Le maire et le recteur organisaient ces départs pour empêcher ceux de moins de quinze ans de partir. En quelques jours, ce furent cent vingt-quatre Sénans, écartés de la mobilisation en raison de leur âge ou de leur charge familiale, de quatorze à cinquante-quatre ans qui quittaient l'île (soit presque tous les hommes restants en âge de se battre sur l'île).

De Gaulle et les marins de Sein
De Gaulle accueillant les marins de Sein

Devant le Général de Gaulle au début du mois de juillet, un peu plus de quatre cents hommes volontaires étaient rassemblés à l'Empire Hall de Londres.  Demandant à chacun leur origine, il fut surpris de constater qu'un quart d'entre eux venait de l'Île de Sein et il se serait exclamé "L'Île de Sein, c'est donc le quart de la France !".

Les Sénans furent répartis selon leur âge et leurs spécialités. La plupart rejoignirent les Forces navales françaises libres servant dans un premier temps sur le Courbet. Les plus âgés furent assignés au Service des Pêches de Penzance ou dans la marine marchande ravitaillant l'Angleterre.

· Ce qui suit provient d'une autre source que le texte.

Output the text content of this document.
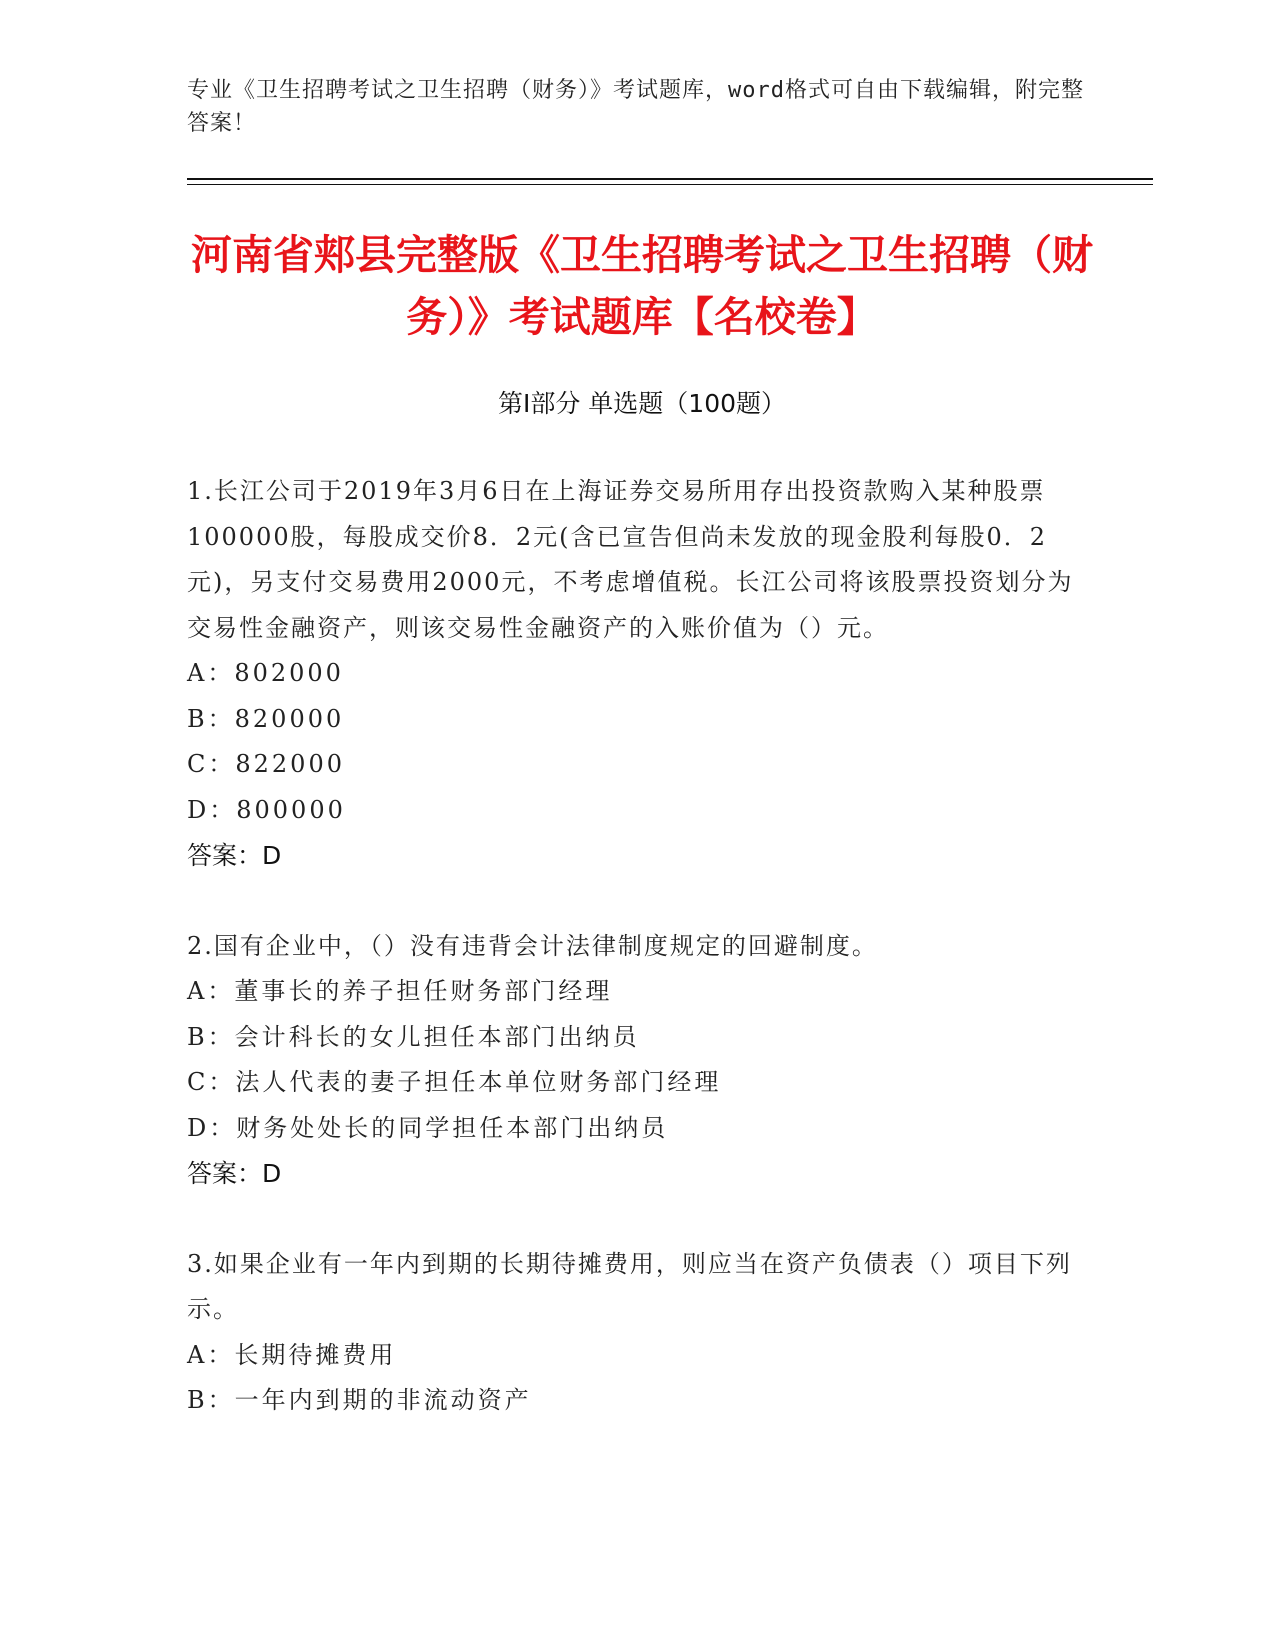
专业《卫生招聘考试之卫生招聘（财务）》考试题库，word格式可自由下载编辑，附完整答案！
河南省郏县完整版《卫生招聘考试之卫生招聘（财务）》考试题库【名校卷】
第Ⅰ部分 单选题（100题）

1.长江公司于2019年3月6日在上海证券交易所用存出投资款购入某种股票100000股，每股成交价8．2元(含已宣告但尚未发放的现金股利每股0．2元)，另支付交易费用2000元，不考虑增值税。长江公司将该股票投资划分为交易性金融资产，则该交易性金融资产的入账价值为（）元。

A：802000

B：820000

C：822000

D：800000

答案：D

2.国有企业中，（）没有违背会计法律制度规定的回避制度。

A：董事长的养子担任财务部门经理

B：会计科长的女儿担任本部门出纳员

C：法人代表的妻子担任本单位财务部门经理

D：财务处处长的同学担任本部门出纳员

答案：D

3.如果企业有一年内到期的长期待摊费用，则应当在资产负债表（）项目下列示。

A：长期待摊费用

B：一年内到期的非流动资产
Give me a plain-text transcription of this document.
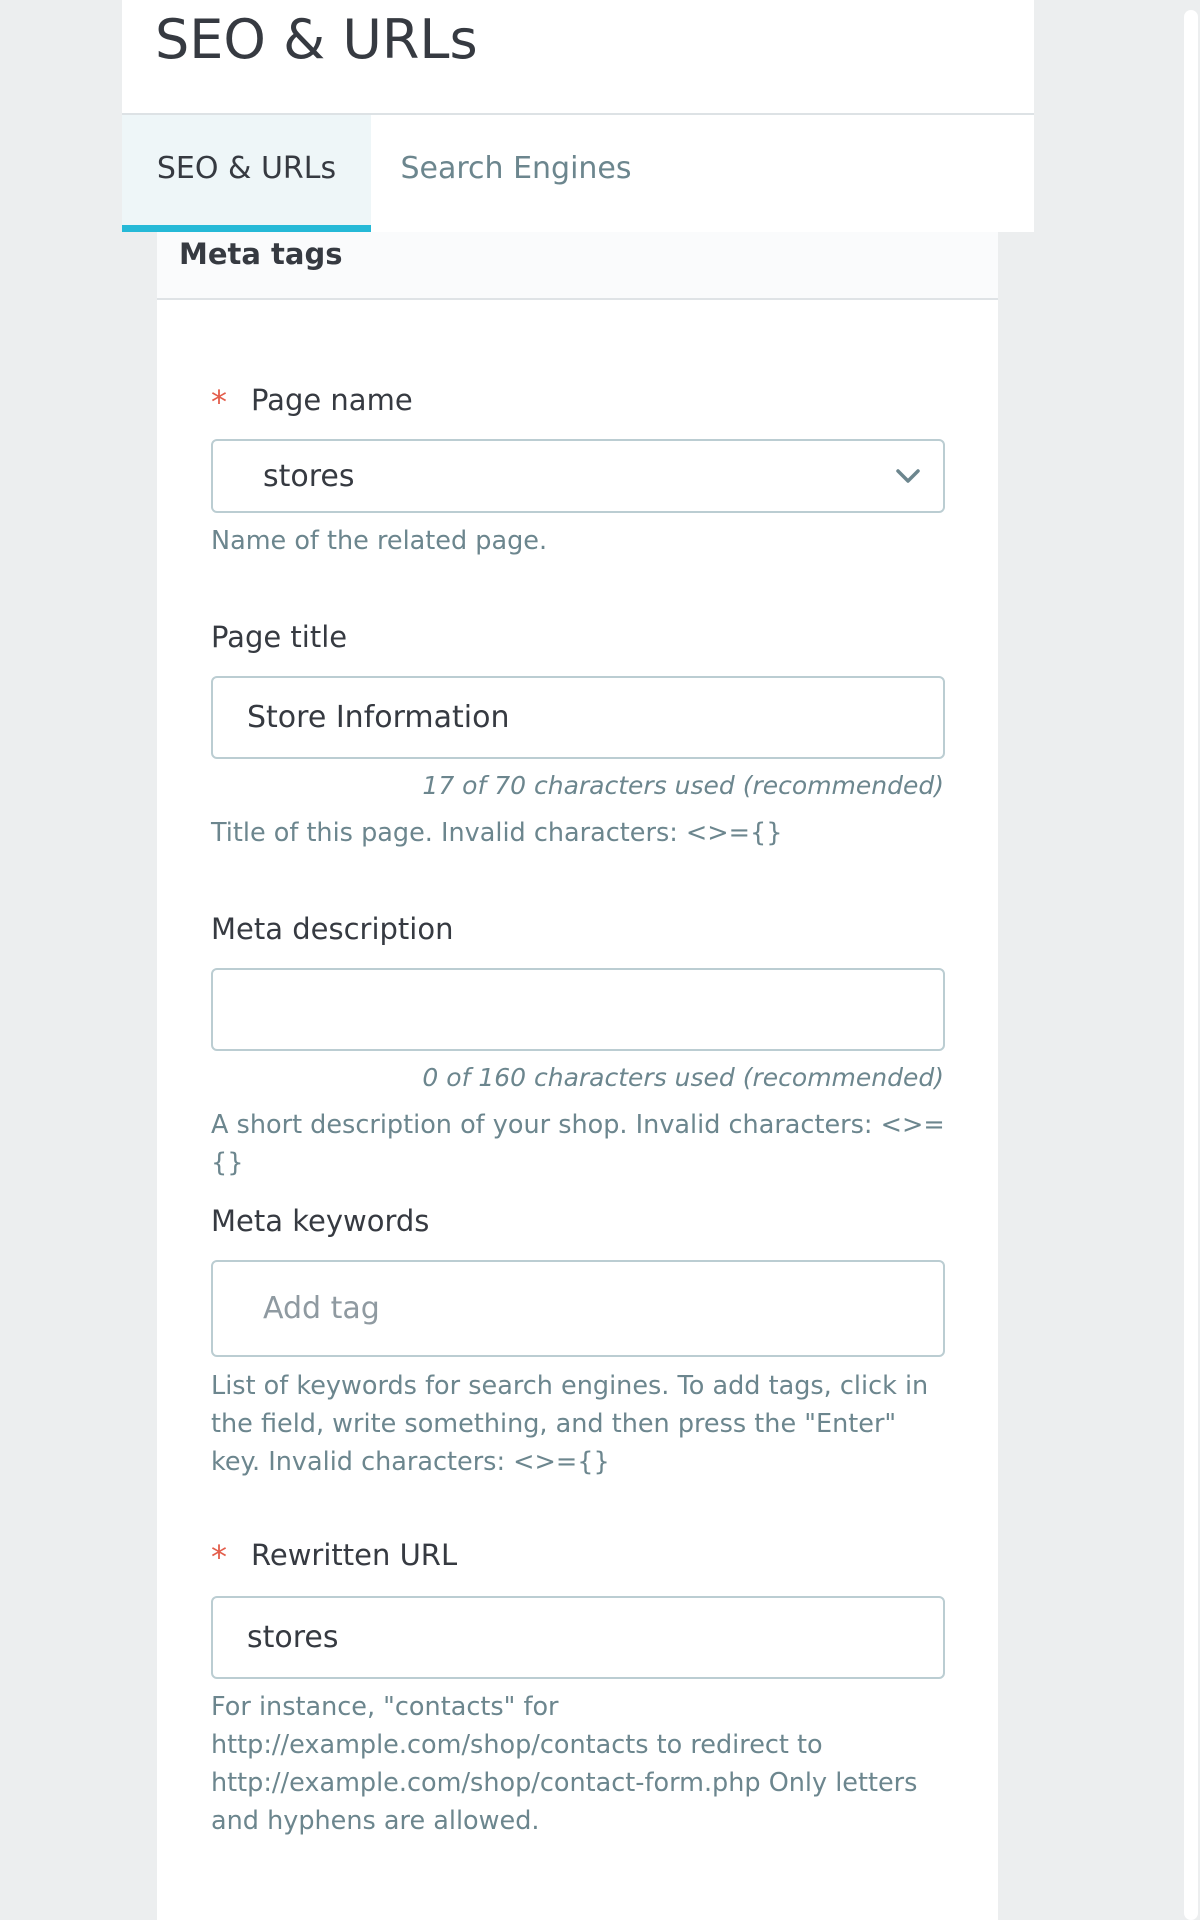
SEO & URLs
SEO & URLs	Search Engines
Meta tags
* Page name
stores
Name of the related page.
Page title
Store Information
17 of 70 characters used (recommended)
Title of this page. Invalid characters: <>={}
Meta description
0 of 160 characters used (recommended)
A short description of your shop. Invalid characters: <>={}
Meta keywords
Add tag
List of keywords for search engines. To add tags, click in the field, write something, and then press the "Enter" key. Invalid characters: <>={}
* Rewritten URL
stores
For instance, "contacts" for http://example.com/shop/contacts to redirect to http://example.com/shop/contact-form.php Only letters and hyphens are allowed.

Sur l'île, que devint la vie ? L'armée allemande y avait installé une garnison et avait placé dans l'île des mines et des barbelés. Les habitants restants ne pouvaient plus se déplacer librement ; une sévère réglementation de circulation était appliqué dans l'île et sur mer.

Par ailleurs, la majorité des hommes valides étant parti, les revenus de la pêche en pâtirent grandement. Les habitants de l'île étaient soumis à des conditions matérielles très difficiles ; mais paradoxalement, si la malnutrition s'installait, la solidarité se renforçait entre les Sénans. Le recteur organisait par exemple une cantine pour les garçons dont les pères étaient partis en Angleterre.

La tradition de sauvetage en mer des Sénans continuait malgré la situation. Le 1er mai 1943, un bombardier américain fut abattu et s'écrasa en mer. Les trois membres d'équipage survivants furent sauvés par les pêcheurs bretons et ramenés sur l'île où un avion de reconnaissance allemand se posa plus tard pour venir porter secours à l'un des blessés jugé intransportable.

De Gaulle à Sein - @DR
De Gaulle rendant hommage à l'Île de Sein - @DR

Le 4 août 1944, après avoir fait sauter le phare de l'île, la garnison allemande de l'île de Séan évacua devant l'avancée des Alliés. L'île était enfin libre, les allemands ne reviendront plus. Le 1er janvier 1946, le général de Gaulle vint en personne sur l'île attribuer la Croix de la Libération à l'Île de Sein. Il déclara à cette occasion : "Il y aura toujours, maintenant, en France des gens qui penseront à l'Île de Sein. La France entière saura qu'il y avait sur l'océan une bonne et courageuse île bretonne dont l'exemple magnifique deviendra légendaire et les enfants apprendront dans leurs livres d'histoire l'action d'une bonne et courageuse île française."

L'île reçut également la Croix de Guerre et la Médaille de la Résistance pour ses hauts faits durant la seconde guerre mondiale. Et même si l'île n'a pas eu malheureusement sa place dans les livres d'histoires, un monument aux Forces françaises libres sur l'île garde trace de son implication. De Gaulle vint l'inaugurer le 7 septembre 1960. Nous pouvons lire sur le monument la devise bretonne "Kentoc'h Mervel" ("Plutôt mourir !"). Ce fut le cas pour vingt-deux Sénans qui ne revirent pas leur ville de Saint-Guénolé, morts pour libérer leur île et la France.